26.04.04 – by Chris Acosta: The list of complaints about the heavyweight division ranges from the lack of depth to absence of marquee names to John Ruiz. Now I can understand that last one. Ruiz, while effective, makes those noontime Department Of Motor Vehicles lines not seem so bad. Chris Byrd has mastered the art of making fighters miss but has forgot the second half of the “counterpunchers credo”, making them pay. This doesn’t make for compelling fights. Lamon Brewsters victory over Wladimir Klitschko leaves just as many questions about the new WBO belt holder as it did the vanquished. Lamon seems a nice enough guy and boy is he durable, but at no point in the bout did he appear the teeth- rattling puncher that he was promoted as. So last night. There were questions to be answered in this time of despair, questions about who would navigate us through the treacherously murky waters of the boring strait, otherwise known as the heavyweight division.

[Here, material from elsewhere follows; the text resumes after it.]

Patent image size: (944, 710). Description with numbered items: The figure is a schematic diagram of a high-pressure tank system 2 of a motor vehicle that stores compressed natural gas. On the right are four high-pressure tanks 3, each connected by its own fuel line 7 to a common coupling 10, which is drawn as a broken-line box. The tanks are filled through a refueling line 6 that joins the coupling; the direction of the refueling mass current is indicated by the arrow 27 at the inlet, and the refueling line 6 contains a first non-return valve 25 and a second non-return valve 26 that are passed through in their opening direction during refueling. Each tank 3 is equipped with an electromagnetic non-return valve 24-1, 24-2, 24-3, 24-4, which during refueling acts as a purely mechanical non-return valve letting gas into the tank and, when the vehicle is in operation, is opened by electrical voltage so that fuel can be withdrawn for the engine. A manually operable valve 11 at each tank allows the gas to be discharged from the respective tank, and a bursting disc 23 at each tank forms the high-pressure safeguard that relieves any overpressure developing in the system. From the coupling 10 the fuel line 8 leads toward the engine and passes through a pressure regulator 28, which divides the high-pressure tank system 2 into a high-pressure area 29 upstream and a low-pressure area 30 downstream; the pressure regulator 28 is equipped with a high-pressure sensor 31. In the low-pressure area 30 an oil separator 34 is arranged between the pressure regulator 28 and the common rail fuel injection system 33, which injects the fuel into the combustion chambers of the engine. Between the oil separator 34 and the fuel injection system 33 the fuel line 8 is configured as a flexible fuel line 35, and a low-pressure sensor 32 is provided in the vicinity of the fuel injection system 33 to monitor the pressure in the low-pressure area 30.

Would it be “Repeat or Revenge” as the poster had procalaimed? Would we be saved by one half of a great human interest story who was out to save the family name or a guy who had been about as active as the shower nozzle in a hippies bathroom? All the questions were valid and to a point, somewhat annoying. Yes boxing needs an ID card, someone who the general fan can see and immediately recognize as the champion. It’s not fair to the lighter weights but in all truth, the heavyweight division is like the cleavage on a woman that makes people want to see more (And I won’t be getting anywhere near my girlfriends’ cleavage for making that comment). When the big boys are doing it right, it opens up the publics imagination to take a deeper look. But through all the hoopla surrounding just where this division is and trying to decide whether to listen to professional cynics like Ron Borges and Michael Katz or making up our own minds, something terrific ha! ppened: we got a great fight.

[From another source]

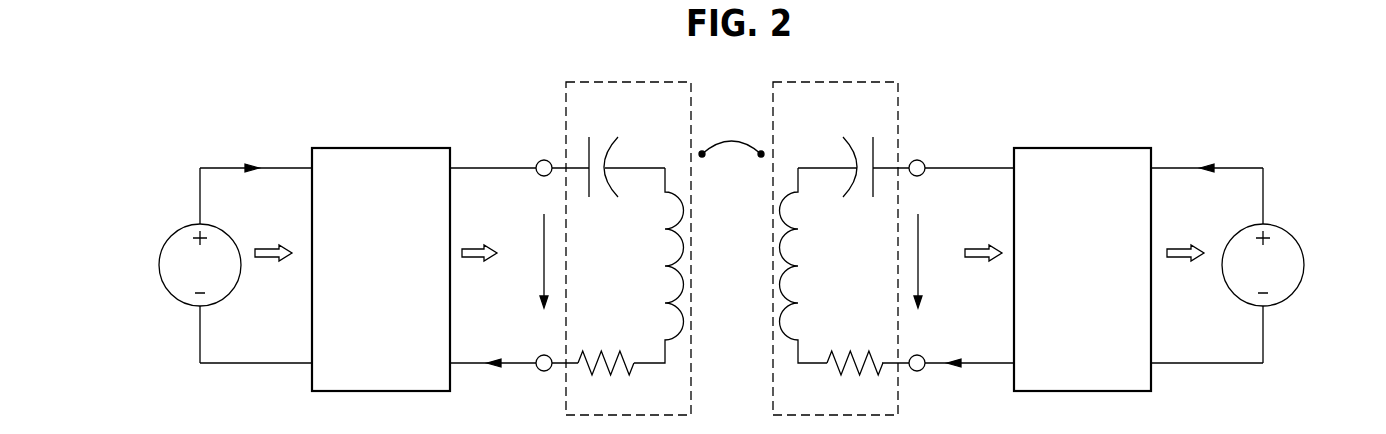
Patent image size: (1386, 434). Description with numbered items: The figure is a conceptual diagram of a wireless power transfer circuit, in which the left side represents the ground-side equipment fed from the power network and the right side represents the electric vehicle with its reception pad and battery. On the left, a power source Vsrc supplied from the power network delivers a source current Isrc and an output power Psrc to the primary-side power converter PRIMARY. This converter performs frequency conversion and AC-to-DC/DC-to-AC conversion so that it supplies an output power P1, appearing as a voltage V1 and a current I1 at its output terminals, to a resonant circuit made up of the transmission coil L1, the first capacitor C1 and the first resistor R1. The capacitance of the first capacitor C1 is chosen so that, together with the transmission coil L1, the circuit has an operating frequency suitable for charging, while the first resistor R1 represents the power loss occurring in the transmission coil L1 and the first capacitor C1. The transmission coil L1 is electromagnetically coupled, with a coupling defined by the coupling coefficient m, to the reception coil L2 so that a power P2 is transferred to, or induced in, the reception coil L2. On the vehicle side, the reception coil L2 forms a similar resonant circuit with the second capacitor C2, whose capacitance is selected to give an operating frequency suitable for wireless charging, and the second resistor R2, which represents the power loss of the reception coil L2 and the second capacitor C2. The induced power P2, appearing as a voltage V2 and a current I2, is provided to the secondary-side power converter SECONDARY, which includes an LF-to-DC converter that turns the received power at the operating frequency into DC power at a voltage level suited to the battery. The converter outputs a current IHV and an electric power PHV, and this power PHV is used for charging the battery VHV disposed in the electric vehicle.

Is Vitali Klitschko the next great champion? Who cares. Was Corrie Sanders really intent on winning or looking ahead to relaxing days on the putting green? Who cares. I read through a number of websites this morning to read the post fight reaction and all I learned was that we were finding reasons to discredit the bout rather than see it for the gutty and exciting performance that it was from both men. Klitschko and Corrie Sanders fought with respect for their sport, something we complain we don’t see enough of. The South African had Vitali visibly shaken on a few occasions and right away you could sense that there was a very real possibility that those fast hands and southpaw style would prove to be too much for the elder Ukrainian as well. But Klitschko has somehow managed to do create a method to his supposed proportionally challenged madness. He began to use his jab, a punch that orthodox fighters seem to think is illegal against left-! handers, and showed some nice angles. I didn’t say the angles were pretty mind you, but they were enough to throw Sanders off his game. Each man showed a tough chin. Sanders punches appeared to be harder while Klitschko looking more accurate. There were more than just a few fierce exchanges that brought the small audience in my apartment to their feet, a group of folks who were only over to watch an NBA playoff game and not the linear title fight they didn’t even know was scheduled.

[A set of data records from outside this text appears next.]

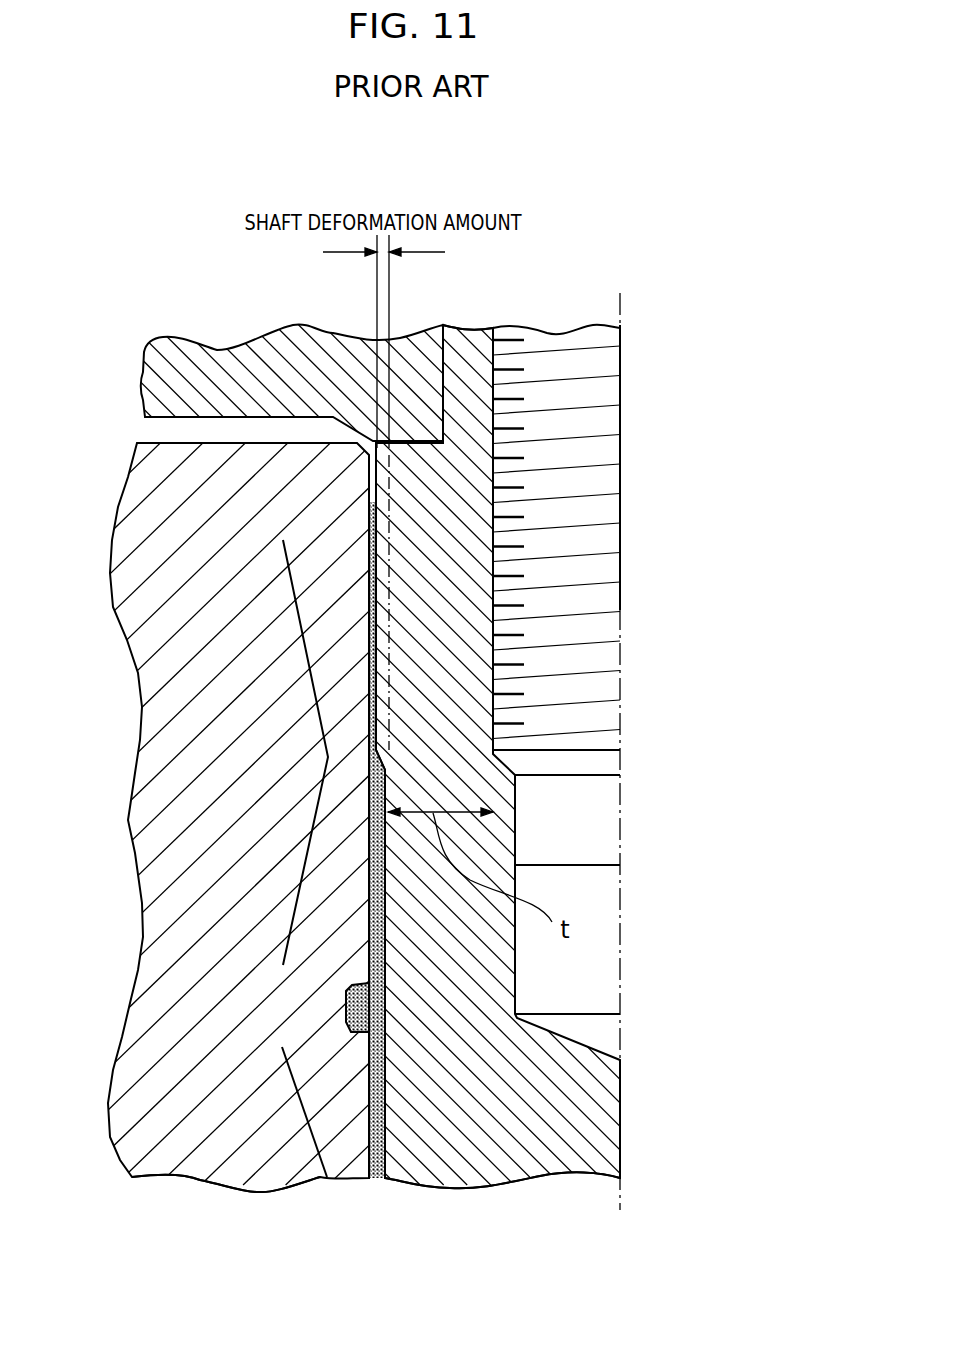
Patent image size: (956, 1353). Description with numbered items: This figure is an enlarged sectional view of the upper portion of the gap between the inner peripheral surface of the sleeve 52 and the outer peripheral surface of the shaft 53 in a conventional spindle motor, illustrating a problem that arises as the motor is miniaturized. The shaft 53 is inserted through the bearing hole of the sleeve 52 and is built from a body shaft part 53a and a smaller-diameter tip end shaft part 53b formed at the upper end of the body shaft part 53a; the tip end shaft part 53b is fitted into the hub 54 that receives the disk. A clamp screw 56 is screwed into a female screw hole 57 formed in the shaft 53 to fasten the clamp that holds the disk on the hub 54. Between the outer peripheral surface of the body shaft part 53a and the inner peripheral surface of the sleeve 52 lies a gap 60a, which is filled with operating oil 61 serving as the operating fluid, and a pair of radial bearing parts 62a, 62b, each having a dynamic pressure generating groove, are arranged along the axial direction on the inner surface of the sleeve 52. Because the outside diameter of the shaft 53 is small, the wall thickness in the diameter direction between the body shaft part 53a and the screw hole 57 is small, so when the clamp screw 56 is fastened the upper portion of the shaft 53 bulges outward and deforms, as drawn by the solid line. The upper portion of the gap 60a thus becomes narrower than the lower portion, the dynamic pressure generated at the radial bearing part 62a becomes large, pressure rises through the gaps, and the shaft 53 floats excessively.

The sleeve 52 is at (190, 770).
The shaft 53 is at (553, 1125).
The body shaft part 53a is at (453, 1143).
The tip end shaft part 53b is at (465, 343).
The hub 54 is at (212, 372).
The clamp screw 56 is at (610, 363).
The screw hole 57 is at (582, 827).
The gap 60a is at (367, 1120).
The operating oil 61 is at (260, 1167).
The radial bearing part 62a is at (283, 600).
The radial bearing part 62b is at (367, 1067).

And yet, so few of you seem satisfied.
A week ago, we saw one of the most boring title fights in history and there were less gripes. Perhaps we’ve come to expect this from Ruiz so there was really no reason to moan. This time however, we got intensity, drama, a conclusive ending – all the things we’d ever want in a major title fight- and still there seems to be this mass apathy towards the combatants.
The way I see it, boxing is going through a period of evolution with the influx of European boxers at the elite level. Evolution is a painful process. With boxing as one of its countless microcosms, one can only assume that a sport once so dominated by Americans is fighting its own, inner evolution. Like it or not, the US may not be the standard for heavyweight boxing anymore.
Whether this has to do with the continually waning interest in our amatuer program or a superior economy to that of many of the countries that make up the Eastern European Socialist Regime (and thus producing hungrier fighters with less options), who knows? All we have is what’s in front of us now but as long as it’s as pretty a scrap as last nights’, I won’t be complaining.